Gur-E-Amir Mausoleum, Samarkand, Uzbekistan, on Monday, October 20, 2014.
I walk back down Tashkent Street the way I came, go through a park, and end up near my hotel, where I started. It’s much later in the day, and the bus crowds have subsided at the famed Gur-E-Amir Mausoleum. When I get there, it’s just a few people and a toddler walking the grounds. He soon realizes he’s lost and starts yelling for his mother, who is just out of frame.
Most people consider the Registan as the crown jewel of Samarkand, but I think it’s the Gur-E-Amir Mausoleum, resting place of Amir Temur — plus his two sons and two grandsons — especially when I go inside…
Under the dome of the Gur-E-Amir Mausoleum is a ton of gold-leaf, more intricate than any of the tilework I’d seen at the other sites. Granted this is the tomb of Amir Temur, conqueror, and his ruling descendants.

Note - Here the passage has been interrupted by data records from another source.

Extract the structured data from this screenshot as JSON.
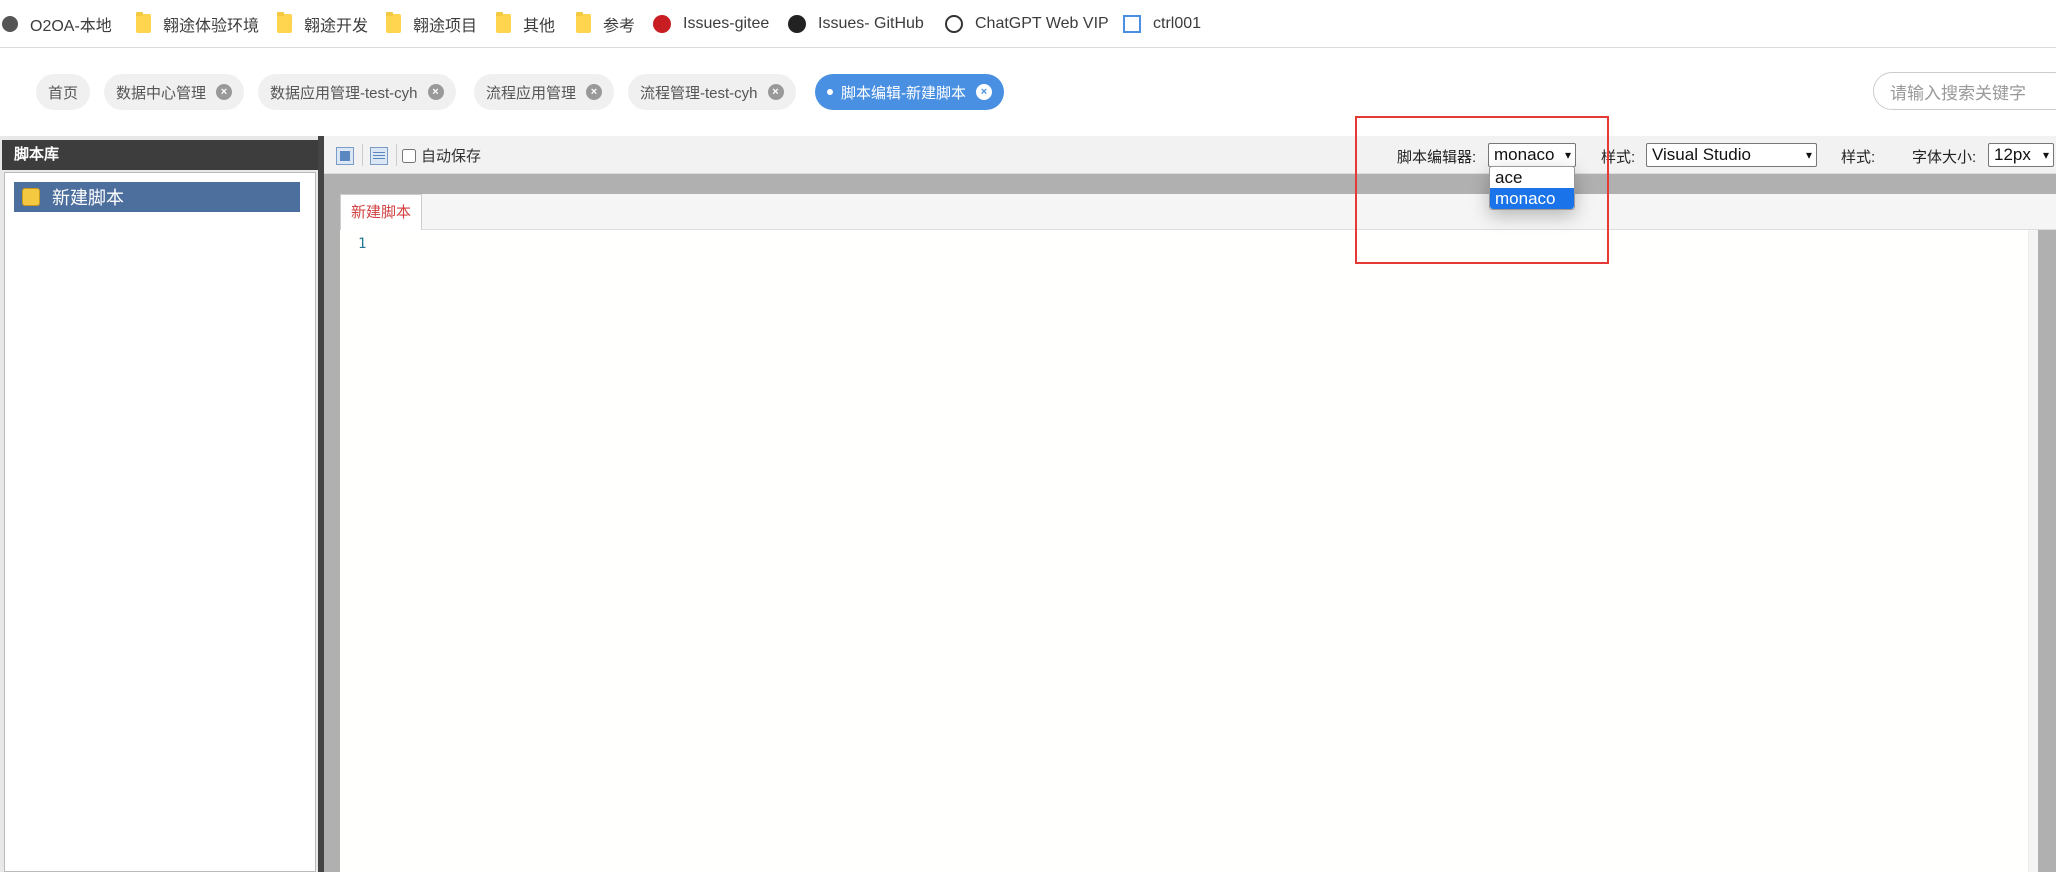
{
  "bookmarks": [
    {
      "label": "O2OA-本地",
      "icon": "globe-icon"
    },
    {
      "label": "翱途体验环境",
      "icon": "folder-icon"
    },
    {
      "label": "翱途开发",
      "icon": "folder-icon"
    },
    {
      "label": "翱途项目",
      "icon": "folder-icon"
    },
    {
      "label": "其他",
      "icon": "folder-icon"
    },
    {
      "label": "参考",
      "icon": "folder-icon"
    },
    {
      "label": "Issues-gitee",
      "icon": "gitee-icon"
    },
    {
      "label": "Issues- GitHub",
      "icon": "github-icon"
    },
    {
      "label": "ChatGPT Web VIP",
      "icon": "openai-icon"
    },
    {
      "label": "ctrl001",
      "icon": "page-icon"
    }
  ],
  "tabs": [
    {
      "label": "首页",
      "closable": false
    },
    {
      "label": "数据中心管理",
      "closable": true
    },
    {
      "label": "数据应用管理-test-cyh",
      "closable": true
    },
    {
      "label": "流程应用管理",
      "closable": true
    },
    {
      "label": "流程管理-test-cyh",
      "closable": true
    },
    {
      "label": "脚本编辑-新建脚本",
      "closable": true,
      "active": true
    }
  ],
  "search": {
    "placeholder": "请输入搜索关键字"
  },
  "left_panel": {
    "title": "脚本库",
    "items": [
      {
        "label": "新建脚本"
      }
    ]
  },
  "toolbar": {
    "autosave_label": "自动保存",
    "editor_label": "脚本编辑器:",
    "editor_value": "monaco",
    "style_label": "样式:",
    "style_value": "Visual Studio",
    "style2_label": "样式:",
    "font_size_label": "字体大小:",
    "font_size_value": "12px"
  },
  "dropdown": {
    "options": [
      "ace",
      "monaco"
    ],
    "selected": "monaco"
  },
  "editor": {
    "tab_label": "新建脚本",
    "line_number": "1"
  },
  "colors": {
    "active_tab": "#4a90e2",
    "highlight_box": "#e53935",
    "tree_selected": "#4d6f9e"
  }
}
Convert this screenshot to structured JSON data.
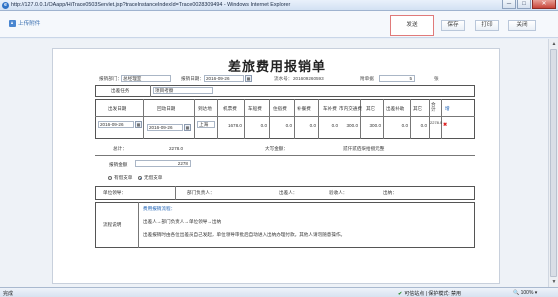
{
  "window": {
    "title": "http://127.0.0.1/OAapp/HiTrace0503Servlet.jsp?traceInstanceIndexId=Trace0028309494 - Windows Internet Explorer",
    "minimize": "─",
    "maximize": "□",
    "close": "✕"
  },
  "toolbar": {
    "upload_label": "上传附件",
    "send_label": "发送",
    "save_label": "保存",
    "print_label": "打印",
    "close_label": "关闭"
  },
  "form": {
    "title": "差旅费用报销单",
    "dept_label": "报销部门：",
    "dept_value": "总经理室",
    "date_label": "报销日期：",
    "date_value": "2016-09-26",
    "flow_label": "流水号：",
    "flow_value": "201609260593",
    "attach_label": "附单据",
    "attach_value": "5",
    "attach_unit": "张",
    "task_label": "出差任务",
    "task_value": "项目考察",
    "table_headers": {
      "date_out": "出发日期",
      "date_back": "回动日期",
      "place": "到达地",
      "plane": "机票费",
      "train": "车船费",
      "hotel": "住宿费",
      "meal": "补餐费",
      "taxi": "车补费",
      "city": "市内交通费",
      "other": "其它",
      "allow": "出差补助",
      "misc": "其它",
      "total": "合计"
    },
    "row": {
      "date_out": "2016-09-26",
      "date_back": "2016-09-26",
      "place": "上海",
      "plane": "1678.0",
      "train": "0.0",
      "hotel": "0.0",
      "meal": "0.0",
      "taxi": "0.0",
      "city": "300.0",
      "other": "300.0",
      "allow": "0.0",
      "misc": "0.0",
      "total": "2278.0"
    },
    "add_label": "增",
    "delete_icon": "delete-icon",
    "sum_label": "总计：",
    "sum_value": "2278.0",
    "upper_label": "大写金额：",
    "upper_value": "贰仟贰佰柒拾捌元整",
    "reimb_label": "报销金额",
    "reimb_value": "2278",
    "radio_yes": "有借支单",
    "radio_no": "无借支单",
    "sign_dept": "单位领导：",
    "sign_mgr": "部门负责人：",
    "sign_person": "出差人：",
    "sign_verify": "验收人：",
    "sign_cashier": "出纳：",
    "flow_desc_label": "流程说明",
    "flow_desc_title": "费用报销流程：",
    "flow_desc_line1": "出差人→部门负责人→单位领导→出纳",
    "flow_desc_line2": "出差报销时由各位出差员自己发起，单位领导审批后自动进入出纳办理付款。其他人请勿随意操作。"
  },
  "status": {
    "done": "完成",
    "zone": "可信站点 | 保护模式: 禁用",
    "zoom": "100%"
  },
  "colors": {
    "accent": "#3a6fb0",
    "send_border": "#e07a7a"
  }
}
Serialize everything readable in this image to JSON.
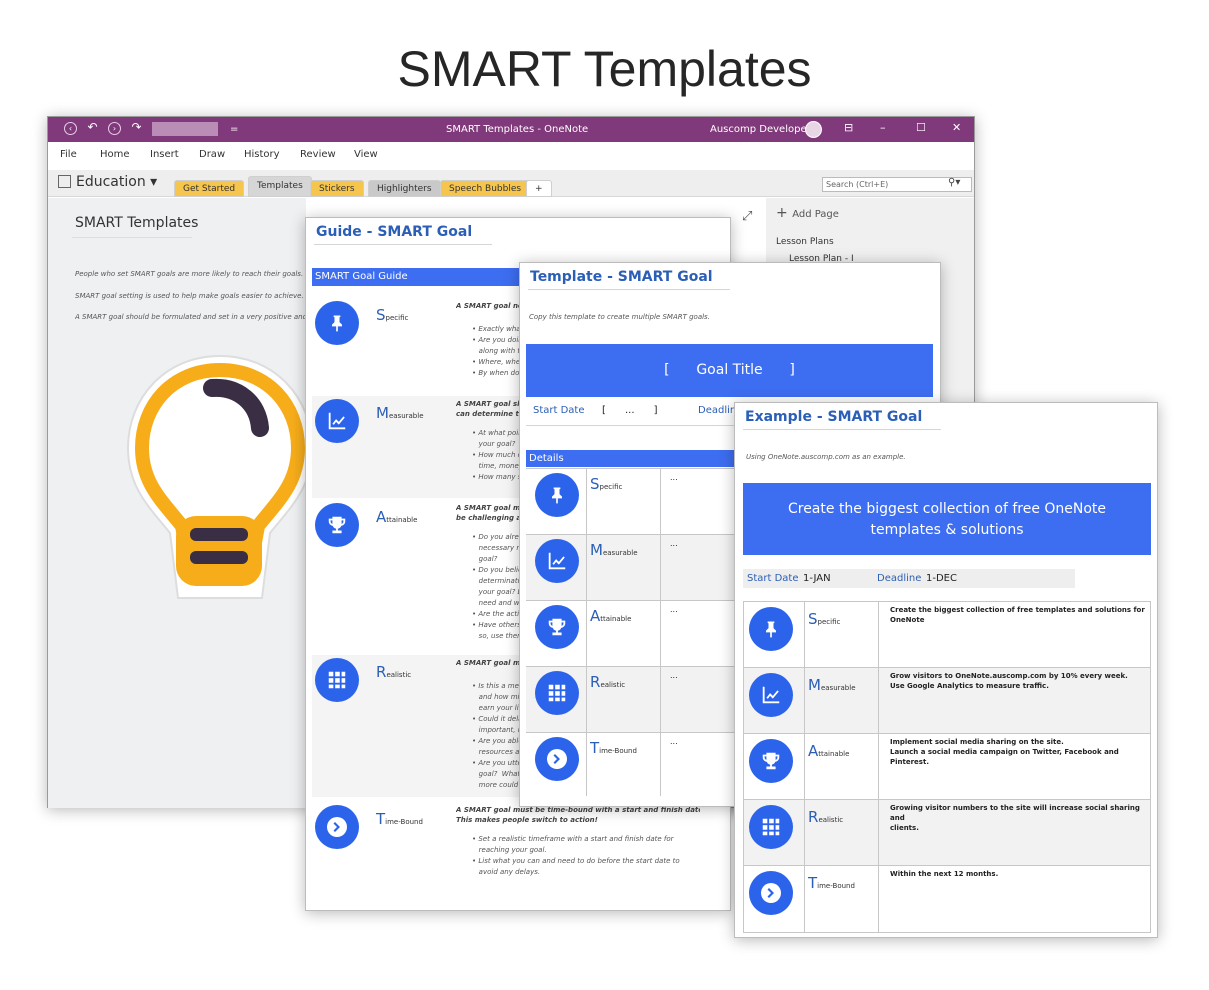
{
  "page_title": "SMART Templates",
  "onenote": {
    "window_title": "SMART Templates  -  OneNote",
    "user_name": "Auscomp Developer",
    "menu": [
      "File",
      "Home",
      "Insert",
      "Draw",
      "History",
      "Review",
      "View"
    ],
    "notebook": "Education ▾",
    "tabs": [
      {
        "label": "Get Started",
        "color": "#f5c54d"
      },
      {
        "label": "Templates",
        "color": "#d6d6d6"
      },
      {
        "label": "Stickers",
        "color": "#f5c54d"
      },
      {
        "label": "Highlighters",
        "color": "#c9c9c9"
      },
      {
        "label": "Speech Bubbles",
        "color": "#f5c54d"
      },
      {
        "label": "+",
        "color": "#ffffff"
      }
    ],
    "search_placeholder": "Search (Ctrl+E)",
    "page_heading": "SMART Templates",
    "intro_lines": [
      "People who set SMART goals are more likely to reach their goals.",
      "SMART goal setting is used to help make goals easier to achieve.",
      "A SMART goal should be formulated and set in a very positive and"
    ],
    "add_page": "Add Page",
    "page_list": [
      "Lesson Plans",
      "Lesson Plan - I"
    ]
  },
  "guide": {
    "title": "Guide - SMART Goal",
    "bar": "SMART Goal Guide",
    "rows": [
      {
        "letter": "S",
        "rest": "pecific",
        "icon": "pushpin-icon",
        "heading": "A SMART goal nee",
        "bullets": [
          "• Exactly what",
          "• Are you doin",
          "   along with th",
          "• Where, wher",
          "• By when do y"
        ]
      },
      {
        "letter": "M",
        "rest": "easurable",
        "icon": "trend-chart-icon",
        "heading": "A SMART goal sho",
        "heading2": "can determine the",
        "bullets": [
          "• At what poin",
          "   your goal?",
          "• How much c",
          "   time, money",
          "• How many st"
        ]
      },
      {
        "letter": "A",
        "rest": "ttainable",
        "icon": "trophy-icon",
        "heading": "A SMART goal mus",
        "heading2": "be challenging and",
        "bullets": [
          "• Do you alrea",
          "   necessary re",
          "   goal?",
          "• Do you belie",
          "   determinatio",
          "   your goal? D",
          "   need and wit",
          "• Are the actio",
          "• Have others",
          "   so, use them"
        ]
      },
      {
        "letter": "R",
        "rest": "ealistic",
        "icon": "grid-icon",
        "heading": "A SMART goal mu",
        "bullets": [
          "• Is this a mea",
          "   and how mig",
          "   earn your livi",
          "• Could it delay",
          "   important, in",
          "• Are you able",
          "   resources an",
          "• Are you utter",
          "   goal?  What",
          "   more could y"
        ]
      },
      {
        "letter": "T",
        "rest": "ime-Bound",
        "icon": "chevron-right-icon",
        "heading": "A SMART goal must be time-bound with a start and finish date.",
        "heading2": "This makes people switch to action!",
        "bullets": [
          "• Set a realistic timeframe with a start and finish date for",
          "   reaching your goal.",
          "• List what you can and need to do before the start date to",
          "   avoid any delays."
        ]
      }
    ]
  },
  "template": {
    "title": "Template - SMART Goal",
    "note": "Copy this template to create multiple SMART goals.",
    "goal_title": "[      Goal Title      ]",
    "start_label": "Start Date",
    "start_value": "[      ...      ]",
    "deadline_label": "Deadlin",
    "details": "Details",
    "rows": [
      {
        "letter": "S",
        "rest": "pecific",
        "icon": "pushpin-icon",
        "value": "..."
      },
      {
        "letter": "M",
        "rest": "easurable",
        "icon": "trend-chart-icon",
        "value": "..."
      },
      {
        "letter": "A",
        "rest": "ttainable",
        "icon": "trophy-icon",
        "value": "..."
      },
      {
        "letter": "R",
        "rest": "ealistic",
        "icon": "grid-icon",
        "value": "..."
      },
      {
        "letter": "T",
        "rest": "ime-Bound",
        "icon": "chevron-right-icon",
        "value": "..."
      }
    ]
  },
  "example": {
    "title": "Example - SMART Goal",
    "note": "Using OneNote.auscomp.com as an example.",
    "goal_line1": "Create the biggest collection of free OneNote",
    "goal_line2": "templates & solutions",
    "start_label": "Start Date",
    "start_value": "1-JAN",
    "deadline_label": "Deadline",
    "deadline_value": "1-DEC",
    "rows": [
      {
        "letter": "S",
        "rest": "pecific",
        "icon": "pushpin-icon",
        "lines": [
          "Create the biggest collection of free templates and solutions for",
          "OneNote"
        ]
      },
      {
        "letter": "M",
        "rest": "easurable",
        "icon": "trend-chart-icon",
        "lines": [
          "Grow visitors to OneNote.auscomp.com by 10% every week.",
          "Use Google Analytics to measure traffic."
        ]
      },
      {
        "letter": "A",
        "rest": "ttainable",
        "icon": "trophy-icon",
        "lines": [
          "Implement social media sharing on the site.",
          "Launch a social media campaign on Twitter, Facebook and",
          "Pinterest."
        ]
      },
      {
        "letter": "R",
        "rest": "ealistic",
        "icon": "grid-icon",
        "lines": [
          "Growing visitor numbers to the site will increase social sharing and",
          "clients."
        ]
      },
      {
        "letter": "T",
        "rest": "ime-Bound",
        "icon": "chevron-right-icon",
        "lines": [
          "Within the next 12 months."
        ]
      }
    ]
  }
}
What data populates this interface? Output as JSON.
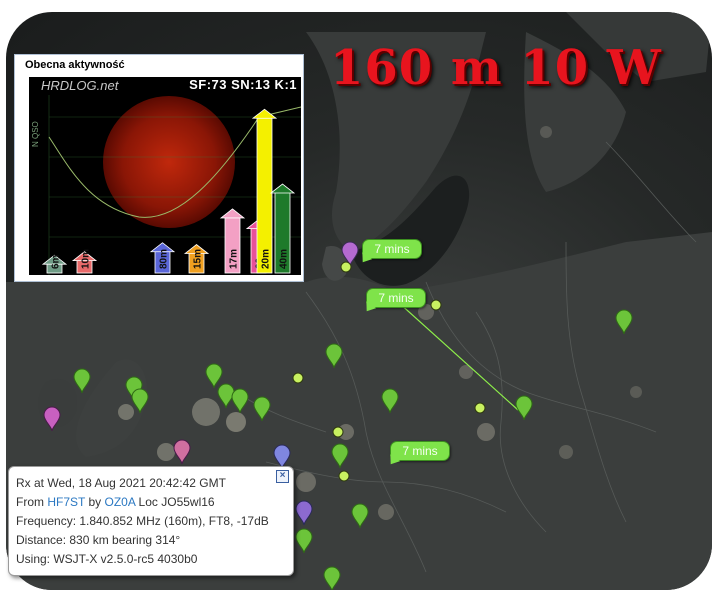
{
  "title": "160 m 10 W",
  "solar_widget": {
    "title": "Obecna aktywność",
    "brand": "HRDLOG.net",
    "stats": "SF:73 SN:13  K:1",
    "axis_label": "N QSO",
    "bands": [
      {
        "label": "6m",
        "level": 0.1,
        "color": "#6f9c86"
      },
      {
        "label": "10m",
        "level": 0.12,
        "color": "#e86a6a"
      },
      {
        "label": "80m",
        "level": 0.17,
        "color": "#5a66d8"
      },
      {
        "label": "15m",
        "level": 0.16,
        "color": "#f0a020"
      },
      {
        "label": "17m",
        "level": 0.36,
        "color": "#f3a0c4"
      },
      {
        "label": "30m",
        "level": 0.3,
        "color": "#e8509a"
      },
      {
        "label": "20m",
        "level": 0.92,
        "color": "#f4f000"
      },
      {
        "label": "40m",
        "level": 0.5,
        "color": "#1e7a2a"
      }
    ]
  },
  "map": {
    "callouts": [
      "7 mins",
      "7 mins",
      "7 mins"
    ]
  },
  "popup": {
    "line1": "Rx at Wed, 18 Aug 2021 20:42:42 GMT",
    "from_label": "From",
    "from_call": "HF7ST",
    "by_label": "by",
    "by_call": "OZ0A",
    "loc": "Loc JO55wl16",
    "frequency": "Frequency: 1.840.852 MHz (160m), FT8, -17dB",
    "distance": "Distance: 830 km bearing 314°",
    "using": "Using: WSJT-X v2.5.0-rc5 4030b0"
  },
  "colors": {
    "title": "#e8141e",
    "marker": "#6cc43a",
    "callout": "#7fe34a",
    "link": "#2b78c2"
  }
}
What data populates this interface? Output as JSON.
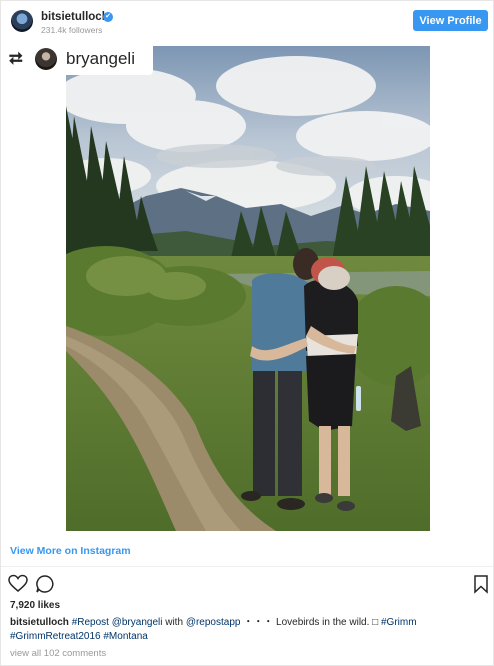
{
  "post": {
    "username": "bitsietulloch",
    "verified_glyph": "✔",
    "followers": "231.4k followers",
    "view_profile_label": "View Profile",
    "avatar_icon": "user-avatar-icon",
    "repost": {
      "icon": "repost-icon",
      "icon_glyph": "⮂",
      "username": "bryangeli"
    },
    "photo": {
      "icon": "photo-couple-hugging-on-trail"
    },
    "view_more_label": "View More on Instagram",
    "actions": {
      "like_icon": "heart-icon",
      "comment_icon": "comment-icon",
      "bookmark_icon": "bookmark-icon"
    },
    "likes": "7,920 likes",
    "caption": {
      "username": "bitsietulloch",
      "repost_tag": "#Repost",
      "mention": "@bryangeli",
      "with": "with",
      "app_mention": "@repostapp",
      "dots": "・・・",
      "text": "Lovebirds in the wild. □",
      "tag1": "#Grimm",
      "tag2": "#GrimmRetreat2016",
      "tag3": "#Montana"
    },
    "comments_label": "view all 102 comments"
  },
  "colors": {
    "accent": "#3897f0",
    "hashtag": "#003569",
    "muted": "#999999",
    "text": "#262626"
  }
}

Temur actually didn’t order all this bling; he had a simple crypt built for himself farther out in Shakhrisabz, but had ordered this for his grandson, Mohammed Sultan who died at a young age. When Temur passed in the winter of 1405, the passage to his proposed simpler resting place was snowed in, and he ended up here instead.
Amidst the tombstones of great Central Asian rulers, this woman asked me if I was Malaysian.